Anne Chaplet, In tiefen Schluchten
Rezension von Dr. Aide Rehbaum
Wer noch nie in den Cevennen gewesen ist, bekommt eine anschauliche Vorstellung durch den zweiten Roman der Sachbuchautorin Anne Chaplet alias Cora Stephan.
Hauptfigur ist eine Deutsche, Viktoria Godon, die gerade Witwe geworden ist. Das Juristen-Ehepaar hatte sich ein Haus gekauft, obwohl der Mann mit einem Hirntumor nur noch überschaubare Lebenszeit vor sich hatte. Seine Vorfahren wurden als Hugenotten im 18. Jahrhundert aus der Gegend vertrieben. Die geplante Familienforschung setzt nun seine Witwe fort. Damit wirbelt die Ausländerin viel Staub auf und rührt an verdrängte Schuldgefühle mehrerer Einheimischer.

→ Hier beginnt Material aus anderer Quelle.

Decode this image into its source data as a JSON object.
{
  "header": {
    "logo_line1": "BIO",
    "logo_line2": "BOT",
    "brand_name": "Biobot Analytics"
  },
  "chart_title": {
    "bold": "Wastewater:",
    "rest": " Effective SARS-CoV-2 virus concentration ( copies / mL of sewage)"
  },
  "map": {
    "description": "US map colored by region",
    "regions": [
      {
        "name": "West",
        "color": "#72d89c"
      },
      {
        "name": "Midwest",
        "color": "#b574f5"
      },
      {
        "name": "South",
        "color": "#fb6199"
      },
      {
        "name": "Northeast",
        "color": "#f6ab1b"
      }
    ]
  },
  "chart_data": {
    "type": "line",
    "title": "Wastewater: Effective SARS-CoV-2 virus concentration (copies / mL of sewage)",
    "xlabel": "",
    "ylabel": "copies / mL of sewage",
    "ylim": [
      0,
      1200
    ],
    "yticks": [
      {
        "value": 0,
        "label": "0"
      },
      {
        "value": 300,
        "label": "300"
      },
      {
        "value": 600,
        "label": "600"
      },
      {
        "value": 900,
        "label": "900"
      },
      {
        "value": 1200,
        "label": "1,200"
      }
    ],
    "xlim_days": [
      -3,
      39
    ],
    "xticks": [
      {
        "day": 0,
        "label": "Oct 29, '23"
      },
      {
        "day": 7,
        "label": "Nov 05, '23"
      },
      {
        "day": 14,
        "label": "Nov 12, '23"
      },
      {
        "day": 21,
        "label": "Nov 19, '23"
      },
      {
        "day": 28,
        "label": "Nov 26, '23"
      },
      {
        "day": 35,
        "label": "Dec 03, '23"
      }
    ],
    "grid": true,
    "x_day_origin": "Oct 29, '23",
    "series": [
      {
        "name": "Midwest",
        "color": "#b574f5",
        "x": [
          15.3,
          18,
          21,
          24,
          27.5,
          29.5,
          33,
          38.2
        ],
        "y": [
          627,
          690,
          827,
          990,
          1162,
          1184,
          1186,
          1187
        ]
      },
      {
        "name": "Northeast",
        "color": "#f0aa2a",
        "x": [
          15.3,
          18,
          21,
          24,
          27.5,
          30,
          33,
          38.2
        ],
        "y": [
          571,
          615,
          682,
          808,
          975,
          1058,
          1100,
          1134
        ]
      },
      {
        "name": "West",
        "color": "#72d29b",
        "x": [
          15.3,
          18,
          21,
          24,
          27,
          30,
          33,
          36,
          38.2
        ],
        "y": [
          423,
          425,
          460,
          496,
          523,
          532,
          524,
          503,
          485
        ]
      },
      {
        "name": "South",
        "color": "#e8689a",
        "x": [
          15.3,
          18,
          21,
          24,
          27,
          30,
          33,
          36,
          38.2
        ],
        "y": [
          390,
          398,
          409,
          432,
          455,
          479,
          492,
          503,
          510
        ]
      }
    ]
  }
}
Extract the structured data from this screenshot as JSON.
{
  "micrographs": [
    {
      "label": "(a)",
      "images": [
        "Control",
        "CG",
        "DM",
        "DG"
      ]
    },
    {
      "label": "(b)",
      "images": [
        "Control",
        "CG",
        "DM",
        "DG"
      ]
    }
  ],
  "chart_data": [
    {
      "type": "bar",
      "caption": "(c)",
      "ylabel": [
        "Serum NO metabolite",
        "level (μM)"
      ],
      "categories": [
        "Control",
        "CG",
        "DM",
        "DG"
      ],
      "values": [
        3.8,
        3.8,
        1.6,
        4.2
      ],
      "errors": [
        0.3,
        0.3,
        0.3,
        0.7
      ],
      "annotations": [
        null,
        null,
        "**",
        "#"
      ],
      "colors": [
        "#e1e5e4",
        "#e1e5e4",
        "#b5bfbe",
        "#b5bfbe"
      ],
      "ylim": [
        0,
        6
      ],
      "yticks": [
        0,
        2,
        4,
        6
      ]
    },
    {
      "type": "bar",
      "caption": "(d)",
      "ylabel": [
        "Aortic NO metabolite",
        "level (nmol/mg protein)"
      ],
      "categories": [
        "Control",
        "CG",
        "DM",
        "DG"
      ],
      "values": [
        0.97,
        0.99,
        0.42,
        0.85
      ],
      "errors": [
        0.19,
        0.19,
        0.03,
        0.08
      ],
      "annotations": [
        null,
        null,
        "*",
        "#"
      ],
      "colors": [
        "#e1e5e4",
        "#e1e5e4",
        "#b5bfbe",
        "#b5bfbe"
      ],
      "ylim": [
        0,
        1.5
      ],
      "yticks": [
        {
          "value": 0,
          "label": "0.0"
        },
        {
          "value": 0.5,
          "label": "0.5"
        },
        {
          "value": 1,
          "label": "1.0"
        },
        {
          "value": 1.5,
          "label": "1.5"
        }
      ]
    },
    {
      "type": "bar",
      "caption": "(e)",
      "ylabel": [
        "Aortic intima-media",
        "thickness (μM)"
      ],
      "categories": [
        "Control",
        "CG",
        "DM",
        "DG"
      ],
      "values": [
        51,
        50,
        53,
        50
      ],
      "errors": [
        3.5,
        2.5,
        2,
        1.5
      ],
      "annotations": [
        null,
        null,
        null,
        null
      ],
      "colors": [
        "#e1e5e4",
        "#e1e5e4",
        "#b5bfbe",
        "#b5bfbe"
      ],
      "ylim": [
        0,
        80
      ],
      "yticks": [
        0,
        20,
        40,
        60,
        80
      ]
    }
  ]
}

Die Geschichtsebenen vermischen sich, als ein holländischer Hobbyhöhlenforscher verschwindet, der im Auftrag seines Großvaters ebenfalls Spurensuche nach dessen Jugendgeliebter betreibt. Die Protagonisten sorgen sich genauso wenig um den Verbleib des Hobbyforschers wie der Leser, den eine Identifikation wird nicht hervorgerufen.
Der Roman changiert zwischen Liebesgeschichte, Historiengemälde, Mystery und Krimi. Keine dieser Richtungen berührt aber so richtig. Es wird geschildert oder Personen belehren einander, aber der Leser kann das Geschehen nicht miterleben. Die solide Recherche verrät die Journalistin, sowohl was die archäologischen Höhlen Südfrankreichs und ihre Entdeckung, die Geschichte der Hugenottenverfolgung und die deutsche Besatzungszeit betrifft. Die für einen Historiker spannende Vergangenheit bleibt für den Leser oberflächliches Beiwerk.
Mysteriöses wird angedeutet aber nicht recht aufgelöst. Am Ende rettet ein Hund auch noch seine Besitzerin aus Lebensgefahr und das Buch möglicherweise den einen oder anderen Regentag. Eine schlaflose Nacht bereitet es eher nicht.
Anne Chaplet ist das Pseudonym von Cora Stephan, unter dem sie zehn zum Teil preisgekrönte Kriminalromane veröffentlicht hat. Cora Stephan ist seit mehr als dreißig Jahren freie Autorin und schreibt Essays, Kritiken und Sachbücher.